Relacja Oli Dzik z dnia 30 czerwca 2012:
Dzisiejszy dzień spędziliśmy w Kaszgarze. Jedzenie pałeczkami i porozumiewanie się na migi idzie nam już całkiem nieźle. Z wynajęciem osłów sobie poradzimy: język ujgurski, którym posługują się miejscowi górale, jest łatwiejszy niż chiński. Formalności też już są załatwione. Zakupy żywnościowe również udało się zrobić, choć tutaj zaskoczyły nas ceny, niejednokrotnie porównywalne z polskimi. Dla tych, którzy w Chinach są pierwszy raz, zaskoczeniem był też asortyment. Skóry z jeży, suszone jaszczurki i węże na bazarze czy (ledwie) żywy żółw na stoisku rybnym w supermarkecie - oto przyklady lokalnego kolorytu. Na szczęście "normalniejsze" jedzenie też udało nam się kupić. Mamy przynajmniej nadzieję, bo przecież wszystko opisane jest... po chińsku ;)

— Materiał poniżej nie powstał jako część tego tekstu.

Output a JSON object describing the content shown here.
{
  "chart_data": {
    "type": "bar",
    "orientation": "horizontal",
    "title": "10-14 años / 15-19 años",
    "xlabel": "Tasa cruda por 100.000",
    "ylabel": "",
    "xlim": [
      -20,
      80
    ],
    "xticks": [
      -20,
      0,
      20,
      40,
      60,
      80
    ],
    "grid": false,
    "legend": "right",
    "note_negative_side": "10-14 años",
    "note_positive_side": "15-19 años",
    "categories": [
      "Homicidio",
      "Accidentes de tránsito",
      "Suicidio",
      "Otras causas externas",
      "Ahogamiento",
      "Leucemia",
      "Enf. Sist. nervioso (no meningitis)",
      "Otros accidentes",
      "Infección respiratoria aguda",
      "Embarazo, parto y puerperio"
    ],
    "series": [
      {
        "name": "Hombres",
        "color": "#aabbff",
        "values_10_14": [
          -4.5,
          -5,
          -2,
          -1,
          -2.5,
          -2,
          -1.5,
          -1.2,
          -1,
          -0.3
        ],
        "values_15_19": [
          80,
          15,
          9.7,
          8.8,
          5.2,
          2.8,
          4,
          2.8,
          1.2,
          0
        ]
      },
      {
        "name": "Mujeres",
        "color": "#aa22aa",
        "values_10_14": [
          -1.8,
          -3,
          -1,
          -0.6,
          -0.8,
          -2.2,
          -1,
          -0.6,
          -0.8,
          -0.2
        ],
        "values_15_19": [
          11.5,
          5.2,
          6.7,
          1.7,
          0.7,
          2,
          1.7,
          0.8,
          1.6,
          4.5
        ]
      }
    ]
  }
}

Tak więc jutro ruszamy w trzygodzinną podróż samochodem do Gezi. Stamtąd zaledwie 6-godzinna (przynajmniej mamy nadzieję, że nie będzie niespodzianek, bo nie mamy przewodnika, a rzadko kto się tam zapuszcza) karawana i założymy bazę pod Aklangam. Pojutrze będziemy się tam urządzać, odpoczywać i odsypiać, a kolejnego dnia rozpoczniemy aklimatyzację na Aklangam. Z bazy przekażemy kolejne relacje, już krótsze, sms-owe.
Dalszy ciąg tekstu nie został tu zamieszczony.